When a company seeks FPIC after it receives a concession, this can raise thorny sovereignty issues, as it may seem to question the government’s power to award the concession.  Nevertheless, it is in the company’s long-term interests to ensure that the concession was given after a process that, at a minimum, accords with national law.  In addition, and especially if the host country has signed ILO Convention 169 or supported the U.N. Declaration, the company may need to protect itself against future rescission of its concession by seeking consent for the project.  Whether the government feels that the company has threatened its sovereignty depends in part on how the company discusses the topic with the government.  If the company presents the process to the government as the company’s typical means of securing a social license to operate and of maintaining a positive and peaceful presence in the country, it is less likely that the government will be opposed. 

 

Some aspects of FPIC principles are and probably always will be difficult to implement.
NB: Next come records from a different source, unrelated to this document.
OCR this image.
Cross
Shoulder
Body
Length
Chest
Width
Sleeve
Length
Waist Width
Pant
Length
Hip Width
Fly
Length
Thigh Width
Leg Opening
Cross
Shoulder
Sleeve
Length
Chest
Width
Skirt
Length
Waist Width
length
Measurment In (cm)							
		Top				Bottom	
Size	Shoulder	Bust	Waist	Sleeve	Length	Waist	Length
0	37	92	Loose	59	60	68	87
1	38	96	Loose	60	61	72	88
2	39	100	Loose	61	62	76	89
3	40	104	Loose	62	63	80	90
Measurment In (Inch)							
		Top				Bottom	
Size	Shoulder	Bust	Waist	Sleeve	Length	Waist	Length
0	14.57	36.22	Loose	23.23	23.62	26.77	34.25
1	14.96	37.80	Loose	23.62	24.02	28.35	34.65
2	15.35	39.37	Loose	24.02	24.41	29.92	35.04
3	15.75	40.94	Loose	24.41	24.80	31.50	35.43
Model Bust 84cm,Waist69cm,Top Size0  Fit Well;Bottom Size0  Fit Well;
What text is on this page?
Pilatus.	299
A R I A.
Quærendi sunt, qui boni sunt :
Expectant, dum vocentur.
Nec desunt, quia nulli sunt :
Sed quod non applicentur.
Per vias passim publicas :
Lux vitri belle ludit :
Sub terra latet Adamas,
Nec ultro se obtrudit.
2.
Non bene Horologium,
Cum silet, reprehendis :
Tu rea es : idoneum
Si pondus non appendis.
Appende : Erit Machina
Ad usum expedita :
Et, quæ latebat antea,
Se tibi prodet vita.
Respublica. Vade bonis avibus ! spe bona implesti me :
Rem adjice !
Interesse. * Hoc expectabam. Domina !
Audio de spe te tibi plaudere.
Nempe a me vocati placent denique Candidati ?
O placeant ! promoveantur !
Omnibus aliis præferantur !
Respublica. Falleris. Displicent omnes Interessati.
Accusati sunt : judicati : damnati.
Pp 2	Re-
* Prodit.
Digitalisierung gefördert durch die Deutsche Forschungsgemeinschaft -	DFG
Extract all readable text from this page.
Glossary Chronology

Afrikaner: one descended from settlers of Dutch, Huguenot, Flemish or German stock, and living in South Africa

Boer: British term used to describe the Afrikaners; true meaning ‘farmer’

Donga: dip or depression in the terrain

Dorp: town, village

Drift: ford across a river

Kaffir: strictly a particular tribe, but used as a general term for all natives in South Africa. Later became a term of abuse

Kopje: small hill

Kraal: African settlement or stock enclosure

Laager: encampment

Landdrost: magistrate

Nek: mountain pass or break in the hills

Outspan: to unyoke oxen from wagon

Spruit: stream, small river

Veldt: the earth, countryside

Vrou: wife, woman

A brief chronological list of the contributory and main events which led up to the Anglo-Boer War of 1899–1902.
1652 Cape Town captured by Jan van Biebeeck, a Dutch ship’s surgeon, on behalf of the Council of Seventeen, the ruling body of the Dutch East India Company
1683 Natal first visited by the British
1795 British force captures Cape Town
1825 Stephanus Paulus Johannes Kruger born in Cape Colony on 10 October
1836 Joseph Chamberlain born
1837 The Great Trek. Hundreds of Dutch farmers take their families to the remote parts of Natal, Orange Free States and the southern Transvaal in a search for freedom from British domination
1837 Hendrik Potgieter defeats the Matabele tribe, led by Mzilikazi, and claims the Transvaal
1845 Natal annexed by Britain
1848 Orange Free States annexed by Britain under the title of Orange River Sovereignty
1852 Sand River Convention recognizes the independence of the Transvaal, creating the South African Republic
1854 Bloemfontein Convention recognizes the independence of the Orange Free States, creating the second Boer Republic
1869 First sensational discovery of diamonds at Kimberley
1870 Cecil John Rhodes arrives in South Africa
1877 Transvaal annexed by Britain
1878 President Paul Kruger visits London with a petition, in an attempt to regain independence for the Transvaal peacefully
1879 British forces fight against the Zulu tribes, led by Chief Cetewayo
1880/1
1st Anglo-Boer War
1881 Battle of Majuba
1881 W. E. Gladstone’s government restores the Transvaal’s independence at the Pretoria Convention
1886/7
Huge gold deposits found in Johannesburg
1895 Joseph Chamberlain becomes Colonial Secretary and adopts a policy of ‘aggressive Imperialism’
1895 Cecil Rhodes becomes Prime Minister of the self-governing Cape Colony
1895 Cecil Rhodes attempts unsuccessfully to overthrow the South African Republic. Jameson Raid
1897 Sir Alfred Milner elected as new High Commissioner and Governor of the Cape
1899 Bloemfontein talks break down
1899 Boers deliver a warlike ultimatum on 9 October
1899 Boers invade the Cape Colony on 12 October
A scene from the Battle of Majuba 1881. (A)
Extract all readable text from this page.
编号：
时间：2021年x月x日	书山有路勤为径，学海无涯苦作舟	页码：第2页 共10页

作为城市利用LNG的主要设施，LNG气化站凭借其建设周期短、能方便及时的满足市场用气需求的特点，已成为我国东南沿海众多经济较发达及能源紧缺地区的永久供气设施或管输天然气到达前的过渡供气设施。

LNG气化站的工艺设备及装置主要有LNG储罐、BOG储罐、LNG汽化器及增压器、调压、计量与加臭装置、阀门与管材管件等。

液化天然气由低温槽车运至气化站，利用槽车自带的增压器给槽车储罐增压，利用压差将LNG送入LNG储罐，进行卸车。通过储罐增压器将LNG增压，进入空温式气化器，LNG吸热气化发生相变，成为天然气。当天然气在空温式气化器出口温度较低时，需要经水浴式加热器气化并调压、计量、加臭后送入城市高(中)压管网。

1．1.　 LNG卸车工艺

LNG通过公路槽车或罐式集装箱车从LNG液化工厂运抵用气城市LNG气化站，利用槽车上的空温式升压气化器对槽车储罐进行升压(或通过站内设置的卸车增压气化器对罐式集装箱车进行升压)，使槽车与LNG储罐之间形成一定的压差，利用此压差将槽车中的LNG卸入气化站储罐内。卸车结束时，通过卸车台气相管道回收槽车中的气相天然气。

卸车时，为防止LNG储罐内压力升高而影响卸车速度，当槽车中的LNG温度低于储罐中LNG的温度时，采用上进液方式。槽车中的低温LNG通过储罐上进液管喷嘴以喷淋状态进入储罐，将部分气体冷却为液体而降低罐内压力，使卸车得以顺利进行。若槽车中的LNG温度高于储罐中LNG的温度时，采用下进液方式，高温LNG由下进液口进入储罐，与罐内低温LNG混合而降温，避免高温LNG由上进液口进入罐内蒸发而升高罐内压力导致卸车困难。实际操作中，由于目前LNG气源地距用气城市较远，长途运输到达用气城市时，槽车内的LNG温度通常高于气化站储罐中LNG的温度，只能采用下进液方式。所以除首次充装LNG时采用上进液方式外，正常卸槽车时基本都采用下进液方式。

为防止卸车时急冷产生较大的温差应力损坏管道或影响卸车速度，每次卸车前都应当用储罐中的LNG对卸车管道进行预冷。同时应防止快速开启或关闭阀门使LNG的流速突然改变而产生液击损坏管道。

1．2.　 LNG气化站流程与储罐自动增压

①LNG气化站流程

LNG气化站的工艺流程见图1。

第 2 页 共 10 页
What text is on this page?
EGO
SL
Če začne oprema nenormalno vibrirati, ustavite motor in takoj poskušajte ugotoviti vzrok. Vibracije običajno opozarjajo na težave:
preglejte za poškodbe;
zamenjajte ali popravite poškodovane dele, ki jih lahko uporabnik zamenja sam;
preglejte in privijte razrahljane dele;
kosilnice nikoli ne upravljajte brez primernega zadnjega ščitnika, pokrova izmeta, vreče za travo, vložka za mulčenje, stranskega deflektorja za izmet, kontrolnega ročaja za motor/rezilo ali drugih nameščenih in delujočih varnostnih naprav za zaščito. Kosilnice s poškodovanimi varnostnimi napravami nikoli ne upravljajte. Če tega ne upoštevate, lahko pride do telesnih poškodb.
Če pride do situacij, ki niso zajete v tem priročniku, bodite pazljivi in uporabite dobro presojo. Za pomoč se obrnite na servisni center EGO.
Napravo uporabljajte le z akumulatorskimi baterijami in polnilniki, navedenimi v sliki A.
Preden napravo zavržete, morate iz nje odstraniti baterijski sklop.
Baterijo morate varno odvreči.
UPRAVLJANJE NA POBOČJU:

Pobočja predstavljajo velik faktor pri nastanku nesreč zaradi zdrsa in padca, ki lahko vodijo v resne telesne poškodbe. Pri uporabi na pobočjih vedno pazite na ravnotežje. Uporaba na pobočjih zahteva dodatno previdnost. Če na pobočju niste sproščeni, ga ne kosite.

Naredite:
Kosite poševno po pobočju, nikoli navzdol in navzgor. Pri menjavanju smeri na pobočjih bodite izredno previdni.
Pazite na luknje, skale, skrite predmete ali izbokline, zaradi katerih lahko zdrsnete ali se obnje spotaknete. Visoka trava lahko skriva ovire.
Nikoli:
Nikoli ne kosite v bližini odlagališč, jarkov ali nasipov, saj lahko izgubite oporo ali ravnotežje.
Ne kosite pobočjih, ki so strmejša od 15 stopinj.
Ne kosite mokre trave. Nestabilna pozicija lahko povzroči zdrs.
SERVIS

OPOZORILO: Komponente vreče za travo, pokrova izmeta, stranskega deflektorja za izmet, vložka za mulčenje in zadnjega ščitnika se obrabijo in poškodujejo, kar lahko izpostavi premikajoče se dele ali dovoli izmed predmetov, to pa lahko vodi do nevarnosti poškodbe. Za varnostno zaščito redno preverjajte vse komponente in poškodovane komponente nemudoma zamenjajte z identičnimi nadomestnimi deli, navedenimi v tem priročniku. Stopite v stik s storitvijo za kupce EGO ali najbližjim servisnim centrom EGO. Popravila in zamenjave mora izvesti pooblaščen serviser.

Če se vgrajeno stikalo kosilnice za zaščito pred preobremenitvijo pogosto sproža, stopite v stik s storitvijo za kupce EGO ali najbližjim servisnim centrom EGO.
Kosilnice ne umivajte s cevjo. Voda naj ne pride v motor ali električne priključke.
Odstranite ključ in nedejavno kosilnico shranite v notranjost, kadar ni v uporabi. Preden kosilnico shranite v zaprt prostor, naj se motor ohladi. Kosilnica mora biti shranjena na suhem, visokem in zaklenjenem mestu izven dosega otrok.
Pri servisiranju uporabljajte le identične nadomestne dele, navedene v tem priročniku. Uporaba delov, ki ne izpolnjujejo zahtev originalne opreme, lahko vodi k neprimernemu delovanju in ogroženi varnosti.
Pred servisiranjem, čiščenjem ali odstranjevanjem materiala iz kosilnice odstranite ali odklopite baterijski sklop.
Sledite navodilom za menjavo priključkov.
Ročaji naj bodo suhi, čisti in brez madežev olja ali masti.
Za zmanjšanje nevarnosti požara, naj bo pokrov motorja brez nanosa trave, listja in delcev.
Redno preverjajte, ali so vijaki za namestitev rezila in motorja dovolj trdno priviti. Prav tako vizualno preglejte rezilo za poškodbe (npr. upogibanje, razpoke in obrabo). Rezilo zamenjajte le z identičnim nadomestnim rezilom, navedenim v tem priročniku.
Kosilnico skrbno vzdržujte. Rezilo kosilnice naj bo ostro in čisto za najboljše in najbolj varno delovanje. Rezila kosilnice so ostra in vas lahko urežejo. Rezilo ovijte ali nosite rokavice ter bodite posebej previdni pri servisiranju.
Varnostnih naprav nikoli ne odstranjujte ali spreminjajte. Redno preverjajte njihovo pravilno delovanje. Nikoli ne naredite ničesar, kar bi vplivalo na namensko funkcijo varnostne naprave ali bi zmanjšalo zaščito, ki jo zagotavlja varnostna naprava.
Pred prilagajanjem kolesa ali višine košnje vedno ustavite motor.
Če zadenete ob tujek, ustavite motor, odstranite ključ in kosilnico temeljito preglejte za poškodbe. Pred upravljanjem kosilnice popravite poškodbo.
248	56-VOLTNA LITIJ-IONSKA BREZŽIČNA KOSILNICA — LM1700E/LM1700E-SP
Whether engaging with indigenous communities or seeking consent, companies must identify indigenous land usage, which often is not documented.  Identifying “legitimate” representative organizations is a continuous and fundamental challenge.  In addition, because international guidelines posit that consent should be attained via traditional decision-making structures -- which vary by community -- there is no one-size-fits-all process for obtaining consent.  Rather, the process should be agreed upon with each community.

 

Finally, companies cannot obtain consent that is truly “prior.”  Ideally, if consent is sought, this should occur before a concession is awarded.  Only governments can seek consent at that point in time.  It is therefore strongly in the interest of companies for governments to fully implement their international commitments to indigenous rights.  

 

Applying the U.N. Special Representative’s Framework to Indigenous Rights:

 

As was noted above, there are practical reasons for companies to consider seeking FPIC for development projects.  Moving beyond the FPIC debate, and regardless of whether FPIC is an “internationally recognized right,” in applying the U.N. Special Representative’s framework, companies need to consider a number of human rights that are firmly established and pertain to indigenous peoples.  These include the right to cultural life, right to health, and right to life.  All of these can be affected if a company does not undertake appropriate due diligence and community engagement from the very start of a project.  Early engagement can help establish the company as a good partner in places where the corporate sector has a historically poor record.  Seeking FPIC is likely to further deter a breakdown of positive relationships. 

 

First, as part of their responsibility to respect human rights, companies should conduct human rights due diligence before they accept a concession from the government.  This due diligence should encompass indigenous rights.  Is there reason to believe that the concession is on indigenous peoples’ lands, whether or not they have legal title?  What are the national laws regarding indigenous peoples’ right to be consulted or to provide consent?  How do they compare with international standards?  Are other human rights of indigenous peoples likely to be affected, including the right to a cultural life?  How effectively has the government historically addressed indigenous concerns, and is there a history of conflict?

 

If companies are acquiring an interest in a project from another company, they should identify legacy issues pertaining to indigenous peoples.

 

If companies then obtain concessions that potentially affect indigenous people, they should take a number of steps to identify and mitigate those impacts.  A robust engagement process is essential to identify such impacts and address them in a culturally appropriate manner that accords with the community’s expectations.  A consent process might even more effectively mitigate the risks of future negative human rights impacts.  In accordance with the U.N. Special Representative’s framework, companies should also address the human rights of indigenous peoples in their policies and implementation protocols, and establish effective grievance mechanisms.